Application of Synthetic External RNA Controls in a Targeted Hybrid Capture Assay

Abstract

It is common practice for laboratories that run any type of diagnostic assay or molecular test at even moderate frequency to employ a well characterized in-process control sample to verify and validate assay specifications and performance. ERCC spike in mixes are a widely used set of external synthetic RNA transcripts designed to be added to in-process control RNA samples. These specific spike in mixes are most often utilized in gene expression profiling assays such as total RNA seq and microarrays to verify sensitivity, limit of detection, and reproducibility.

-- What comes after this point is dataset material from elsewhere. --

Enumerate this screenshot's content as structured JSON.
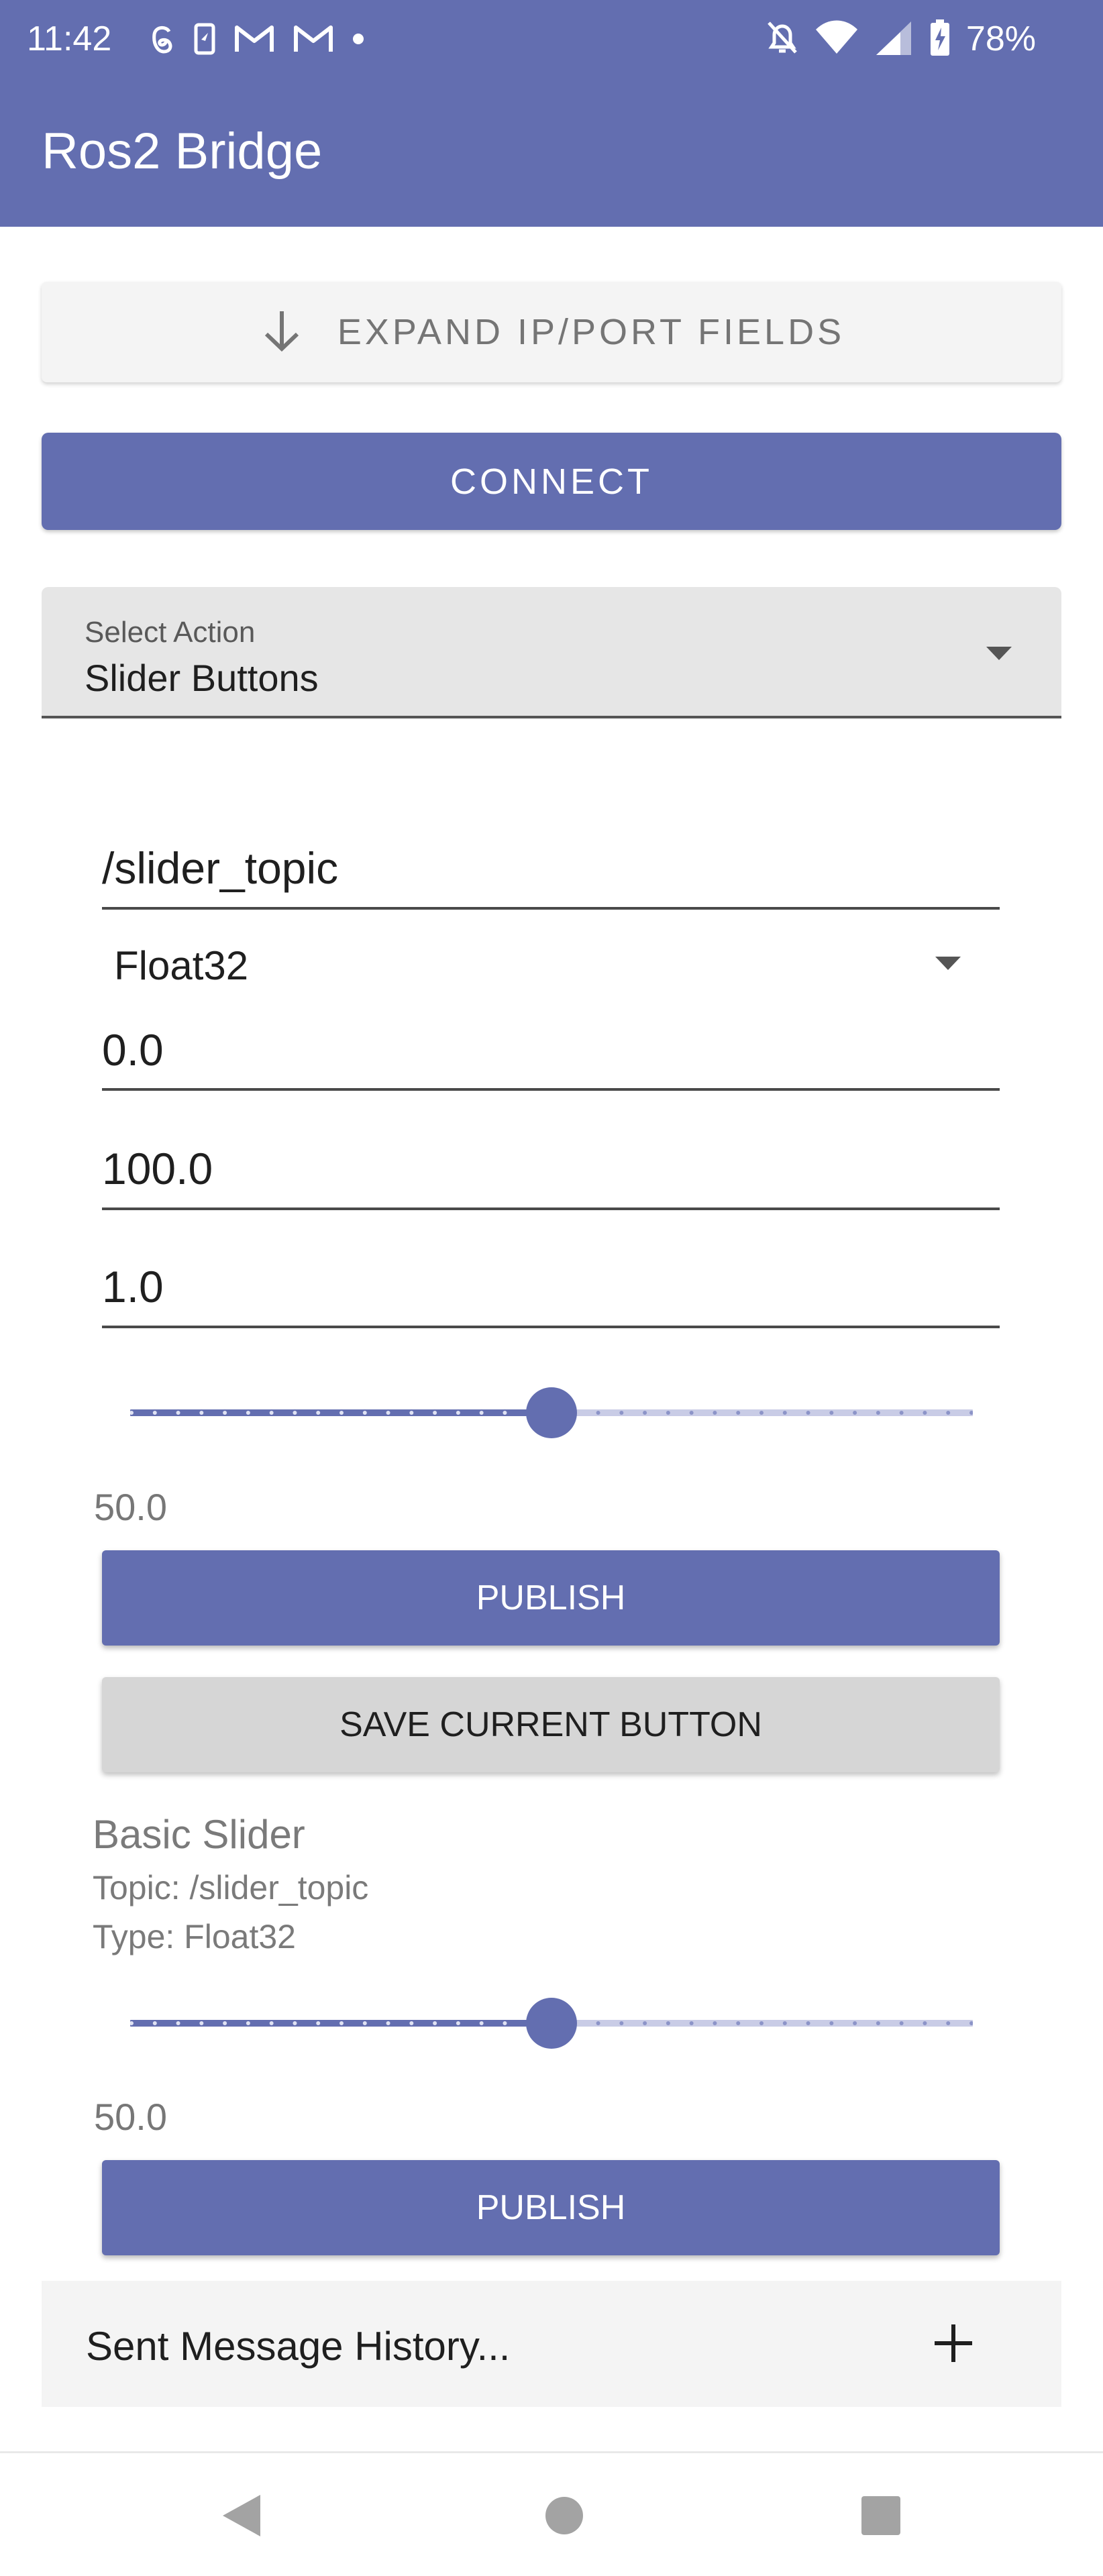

This study investigates the feasibility of using ERCC spike in mixes to perform similar measurements in a targeted hybrid capture assay instead of whole transcriptome sequencing or microarrays. Manufacturer instructions do not provide guidance for this less common application, empirical knowledge and several rounds of testing were employed to determine optimal conditions to enable translation to a hybrid capture assay. Sensitivity, reproducibility, and sequencing read distribution were analyzed across a range of spike in mix concentrations and captured with targeted panels of varying size. Subsequent results indicate that when capturing ERCC spike in mixes with a large sized panel, the ERCC spike in mix should remain more concentrated to preserve ability to detect ERCC transcripts present at low abundance in the mix. When capturing with a smaller targeted panel, the ERCC spike in mix should be diluted to a lower concentration to avoid consuming an exorbitant amount of sequencing reads and therefore taking away valuable coverage of other targets in the panel. A linear relationship was demonstrated between spike in mix concentration, percent of sequencing reads consumed, and successful detection of ERCC transcripts present at low molecular abundance. Expression correlation between identical sample replicates demonstrated high reproducibility at every dilution of spike in mix, including the least concentrated twenty-fold dilution. The results of this study demonstrate a unique and promising application of synthetic spike in transcripts in a hybrid capture assay.